On 30 December 2020, the European Commission and the UK signed a new co-operation agreement concerning their relations. The agreement is being applied provisionally as of 1 January 2021 in order to avoid a no-deal exit situation. The agreement will be ratified once the European Parliament gives its consent to the agreement and the Council adopts the decision.
The new agreement defines how social security will be co-ordinated between the EU countries and the UK in new situations beginning on 1 January 2021 or thereafter in which an individual transfers from the EU area to the UK or vice versa. The agreement’s provisions concerning the applicable social security legislation largely correspond to the provisions of the EU’s social security regulations.
According to the new agreement:
- Individuals are covered by the social security of only one state at a time.
- Individuals are generally insured in the country in which they work.
- The general rule of insurance in the country of employment is subject to the same exceptions as those in the EU’s social security regulations (e.g. the posting of workers and entrepreneurs and working in two or more states).
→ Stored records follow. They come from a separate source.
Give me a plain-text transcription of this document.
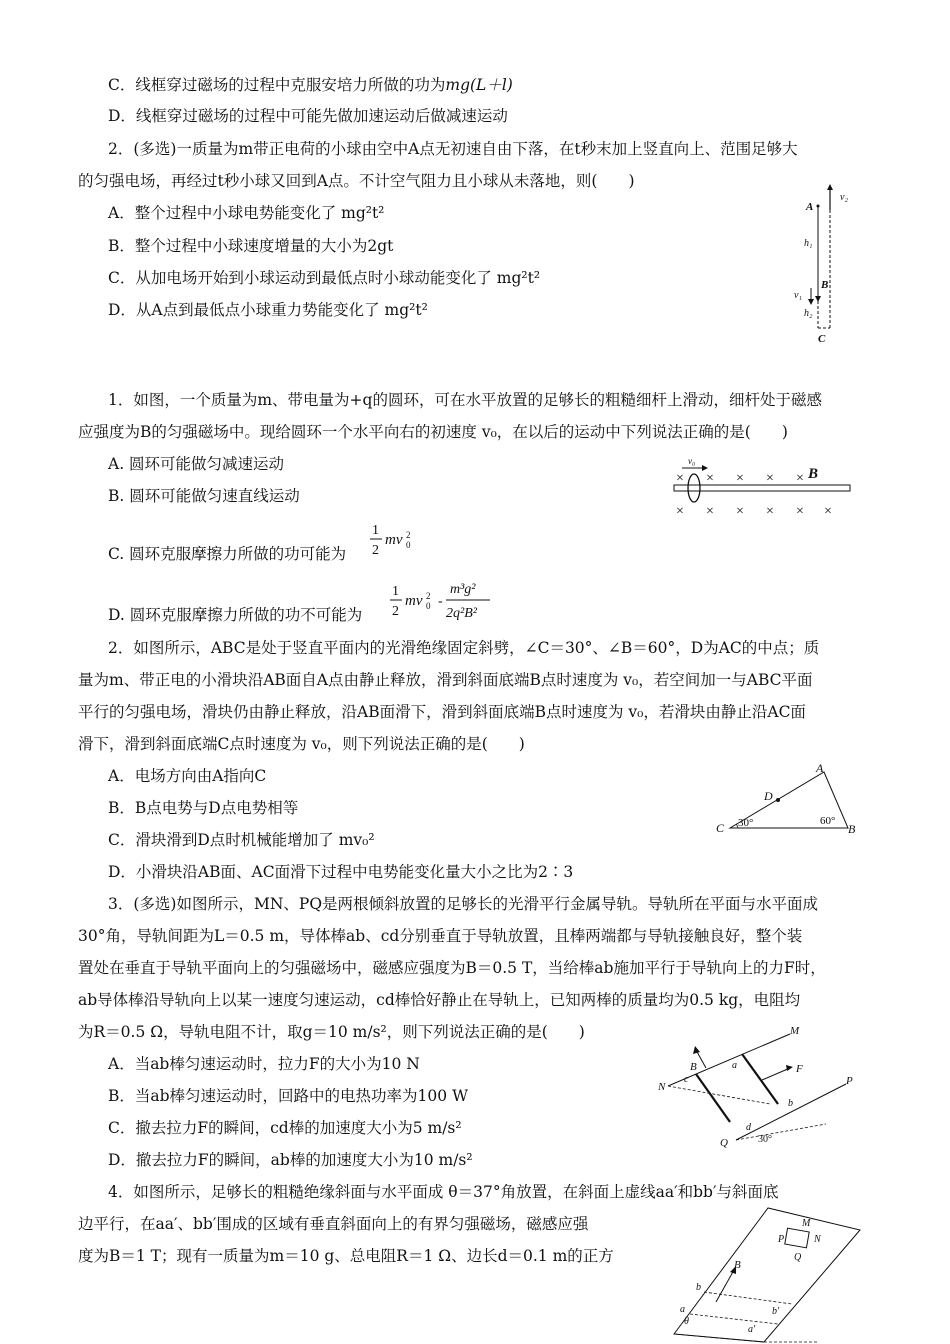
C．线框穿过磁场的过程中克服安培力所做的功为mg(L＋l)
D．线框穿过磁场的过程中可能先做加速运动后做减速运动
2．(多选)一质量为m带正电荷的小球由空中A点无初速自由下落，在t秒末加上竖直向上、范围足够大
的匀强电场，再经过t秒小球又回到A点。不计空气阻力且小球从未落地，则(　　)
A．整个过程中小球电势能变化了 mg²t²
B．整个过程中小球速度增量的大小为2gt
C．从加电场开始到小球运动到最低点时小球动能变化了 mg²t²
D．从A点到最低点小球重力势能变化了 mg²t²
v₂
A
h₁
B
v₁
h₂
C
1．如图，一个质量为m、带电量为+q的圆环，可在水平放置的足够长的粗糙细杆上滑动，细杆处于磁感
应强度为B的匀强磁场中。现给圆环一个水平向右的初速度 v₀，在以后的运动中下列说法正确的是(　　)
A. 圆环可能做匀减速运动
B. 圆环可能做匀速直线运动
C. 圆环克服摩擦力所做的功可能为
1
2
mv 2
0
D. 圆环克服摩擦力所做的功不可能为
1
2
mv 2
0 -
m³g²
2q²B²
v₀
× × × × ×
× × × × × ×
B
2．如图所示，ABC是处于竖直平面内的光滑绝缘固定斜劈，∠C＝30°、∠B＝60°，D为AC的中点；质
量为m、带正电的小滑块沿AB面自A点由静止释放，滑到斜面底端B点时速度为 v₀，若空间加一与ABC平面
平行的匀强电场，滑块仍由静止释放，沿AB面滑下，滑到斜面底端B点时速度为 v₀，若滑块由静止沿AC面
滑下，滑到斜面底端C点时速度为 v₀，则下列说法正确的是(　　)
A．电场方向由A指向C
B．B点电势与D点电势相等
C．滑块滑到D点时机械能增加了 mv₀²
D．小滑块沿AB面、AC面滑下过程中电势能变化量大小之比为2∶3
A
D
C	B
30°	60°
3．(多选)如图所示，MN、PQ是两根倾斜放置的足够长的光滑平行金属导轨。导轨所在平面与水平面成
30°角，导轨间距为L＝0.5 m，导体棒ab、cd分别垂直于导轨放置，且棒两端都与导轨接触良好，整个装
置处在垂直于导轨平面向上的匀强磁场中，磁感应强度为B＝0.5 T，当给棒ab施加平行于导轨向上的力F时，
ab导体棒沿导轨向上以某一速度匀速运动，cd棒恰好静止在导轨上，已知两棒的质量均为0.5 kg，电阻均
为R＝0.5 Ω，导轨电阻不计，取g＝10 m/s²，则下列说法正确的是(　　)
A．当ab棒匀速运动时，拉力F的大小为10 N
B．当ab棒匀速运动时，回路中的电热功率为100 W
C．撤去拉力F的瞬间，cd棒的加速度大小为5 m/s²
D．撤去拉力F的瞬间，ab棒的加速度大小为10 m/s²
M
N	P
Q
B	F
a
b
c
d
30°
4．如图所示，足够长的粗糙绝缘斜面与水平面成 θ＝37°角放置，在斜面上虚线aa′和bb′与斜面底
边平行，在aa′、bb′围成的区域有垂直斜面向上的有界匀强磁场，磁感应强
度为B＝1 T；现有一质量为m＝10 g、总电阻R＝1 Ω、边长d＝0.1 m的正方	B
M
N
P
Q
b
a	b′
a′
θ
- Application of the rule concerning posted workers and entrepreneurs requires that the member state reports its intention to apply this exception.
- The agreement provisions concerning pensions are similar to the provisions of the EU’s social security regulation on the payment, application and determination of pensions.
The exit deal secures the continuity of the rights of persons who were in a cross-border situation between the EU and the UK when the transitional period ended on 31 December 2020.